WHEN Chartered Institute of Personnel and Development chief executive Peter Cheese said, reacting to news that top bosses earn on average 117 times more than their employees, that this pay gap was “still unacceptably wide and undermines public trust in business,” we can see where he is coming from.

But with the greatest of respect for Cheese, this misses the point. The fact that, by the measures deployed by his association, “executive pay” for the average FTSE 100 top bosses fell by 13 per cent last year is also by the by.

The real issue is not the size of the pay gap but the nature of the relationship top bosses enjoy with the means of production, with the way in which profits are generated and pay fixed for both those elevated above us and we the common people.

We can easily chart a desirable route out of this situation in which some people have much more in the way of income than they can reasonably spend and others have barely enough money to spend on the things they really need.

The first step is to imagine a situation where, as Karl Marx suggested: “In a higher phase of communist society, after the enslaving subordination of the individual to the division of labour, and therewith also the antithesis between mental and physical labour, has vanished; after labour has become not only a means of life but life’s prime want; after the productive forces have also increased with the all-around development of the individual, and all the springs of co-operative wealth flow more abundantly — only then can the narrow horizon of bourgeois right be crossed in its entirety and society inscribe on its banners: from each according to his ability, to each according to his needs!”

Lest anyone hasten to point out we are long way from this eminently desirable state of affairs, it might be useful to point out an intermediate stage might be traversed in which society might expect each individual to contribute as best they can and receive in return a portion of our collectively created wealth in the form of a sufficiency measured out by the work contributed.

Even this relative paradise is barely imaginable in today’s world. Under the austerity regime bestowed upon us by the bourgeois parties of successive governments, the absolute number of people unable even to obtain the bare minimum to cover the costs of reproducing their labour power is steadily increasing.

As minimum pay cannot meet the basic costs of maintaining a home, heating, food and clothing for the average household, many people find their way to foodbanks in which charity makes up the shortfall that capitalism cannot or will not.

Charity is the inevitable accompaniment to the cruel realties of Marx’s system of “bourgeois right” and we should not decry the powerfully progressive impulses which see millions of people contributing to foodbanks.

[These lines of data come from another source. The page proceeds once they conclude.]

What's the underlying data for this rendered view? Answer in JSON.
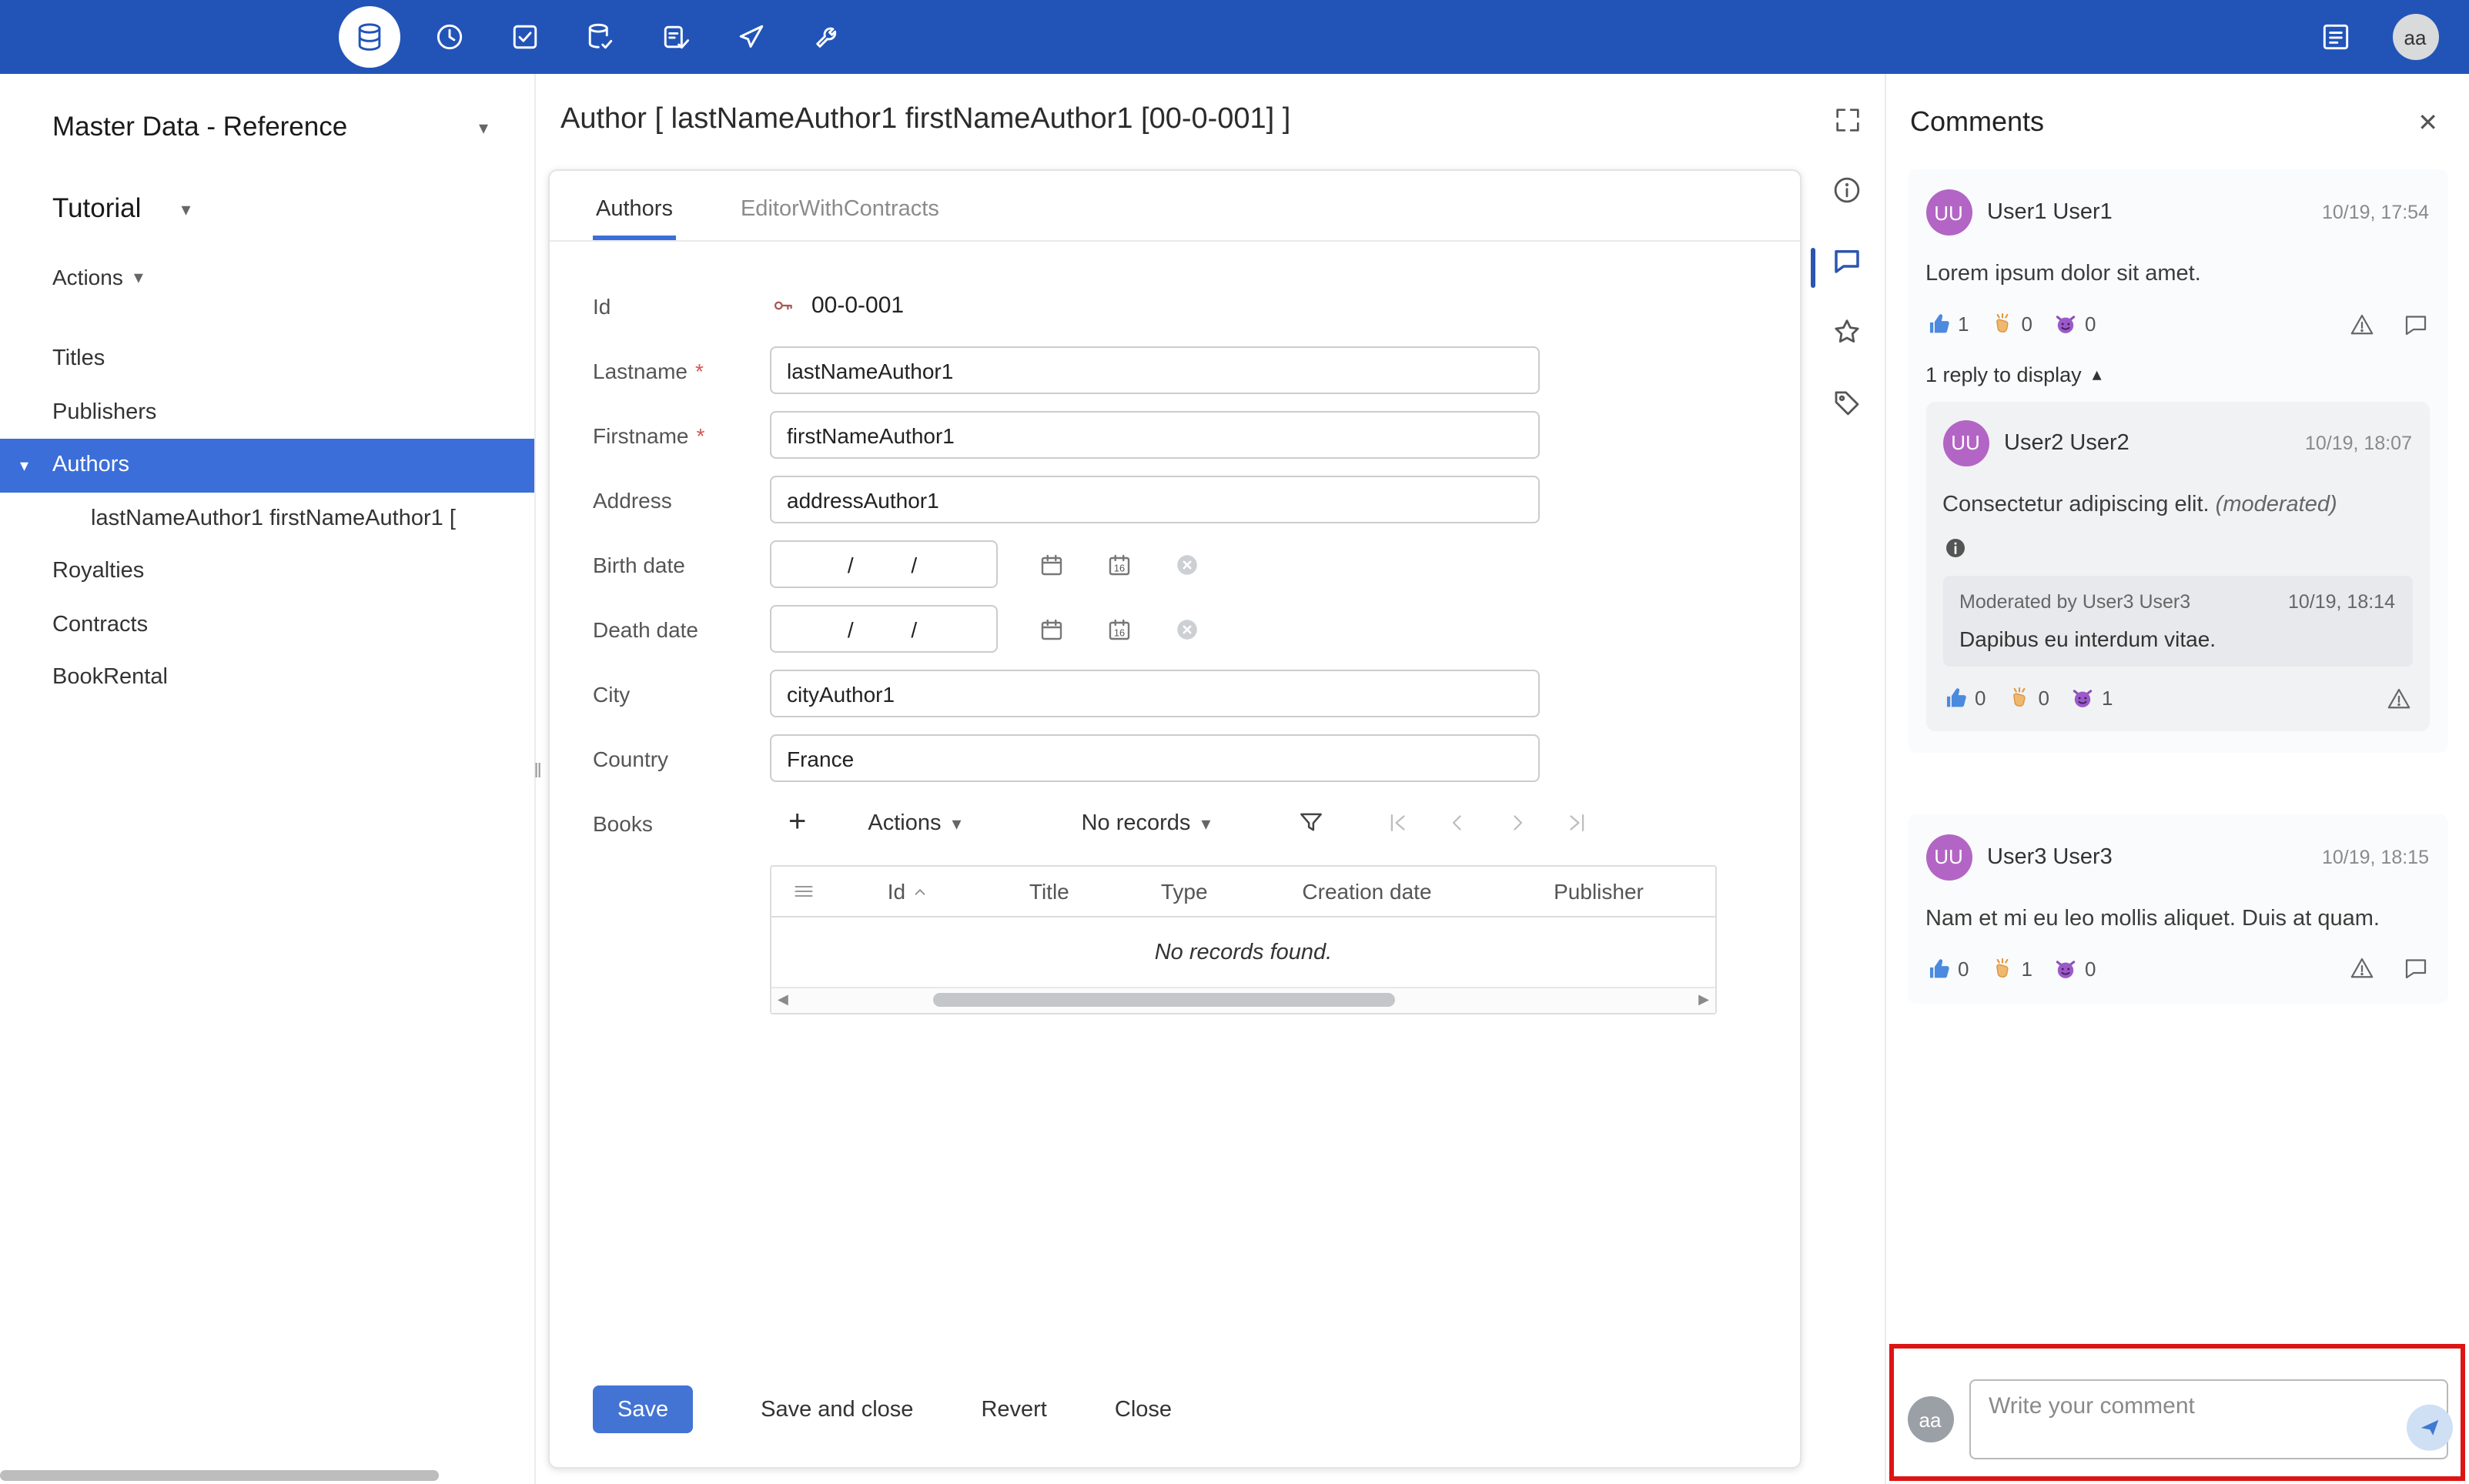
{
  "icons": {
    "chevron_down": "▾",
    "chevron_up": "▴",
    "tree_expanded": "▾",
    "close": "✕",
    "plus": "+",
    "resize": "‖",
    "required": "*",
    "arrow_left": "◀",
    "arrow_right": "▶"
  },
  "topbar": {
    "icon_names": [
      "database",
      "history",
      "checklist",
      "database-edit",
      "form-check",
      "dart",
      "wrench"
    ],
    "right_icon_name": "report-list",
    "avatar": "aa"
  },
  "sidebar": {
    "app_title": "Master Data - Reference",
    "section_label": "Tutorial",
    "actions_label": "Actions",
    "items": [
      {
        "label": "Titles"
      },
      {
        "label": "Publishers"
      },
      {
        "label": "Authors",
        "selected": true
      },
      {
        "label": "lastNameAuthor1 firstNameAuthor1 [",
        "child": true
      },
      {
        "label": "Royalties"
      },
      {
        "label": "Contracts"
      },
      {
        "label": "BookRental"
      }
    ]
  },
  "strip": {
    "icon_names": [
      "expand",
      "info",
      "comments",
      "star",
      "tag"
    ]
  },
  "main": {
    "title": "Author [ lastNameAuthor1 firstNameAuthor1 [00-0-001] ]",
    "tabs": [
      {
        "label": "Authors",
        "active": true
      },
      {
        "label": "EditorWithContracts",
        "active": false
      }
    ],
    "form": {
      "id": {
        "label": "Id",
        "value": "00-0-001"
      },
      "lastname": {
        "label": "Lastname",
        "value": "lastNameAuthor1"
      },
      "firstname": {
        "label": "Firstname",
        "value": "firstNameAuthor1"
      },
      "address": {
        "label": "Address",
        "value": "addressAuthor1"
      },
      "birth_date": {
        "label": "Birth date",
        "value": "/      /"
      },
      "death_date": {
        "label": "Death date",
        "value": "/      /"
      },
      "city": {
        "label": "City",
        "value": "cityAuthor1"
      },
      "country": {
        "label": "Country",
        "value": "France"
      },
      "books": {
        "label": "Books",
        "actions_label": "Actions",
        "records_label": "No records",
        "columns": [
          "Id",
          "Title",
          "Type",
          "Creation date",
          "Publisher"
        ],
        "empty_message": "No records found."
      }
    },
    "buttons": {
      "save": "Save",
      "save_close": "Save and close",
      "revert": "Revert",
      "close": "Close"
    }
  },
  "comments": {
    "title": "Comments",
    "items": [
      {
        "initials": "UU",
        "author": "User1 User1",
        "time": "10/19, 17:54",
        "text": "Lorem ipsum dolor sit amet.",
        "reactions": {
          "like": "1",
          "clap": "0",
          "devil": "0"
        },
        "replies_toggle": "1 reply to display",
        "reply": {
          "initials": "UU",
          "author": "User2 User2",
          "time": "10/19, 18:07",
          "text": "Consectetur adipiscing elit.",
          "moderated_tag": "(moderated)",
          "moderation": {
            "label": "Moderated by User3 User3",
            "time": "10/19, 18:14",
            "text": "Dapibus eu interdum vitae."
          },
          "reactions": {
            "like": "0",
            "clap": "0",
            "devil": "1"
          }
        }
      },
      {
        "initials": "UU",
        "author": "User3 User3",
        "time": "10/19, 18:15",
        "text": "Nam et mi eu leo mollis aliquet. Duis at quam.",
        "reactions": {
          "like": "0",
          "clap": "1",
          "devil": "0"
        }
      }
    ],
    "composer": {
      "avatar": "aa",
      "placeholder": "Write your comment"
    }
  }
}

Whether this is driven by solidarity — as with the Young Communists’ successful foodbank summer campaign — or by religious conviction, for as the Acts of Apostles (Acts 4:32–35) tells us, goods were held in common and “distribution was made unto every man according as he had need” such acts reveal the systematic injustice of our present-day world.

These human impulses stands in contradiction to capitalism.

But charity is never enough and the first step on the road to resolve the urgent material and moral problems which Cheese has highlighted with his hardly surprising but useful report is for us to collectively embark on a powerful campaign for higher wages.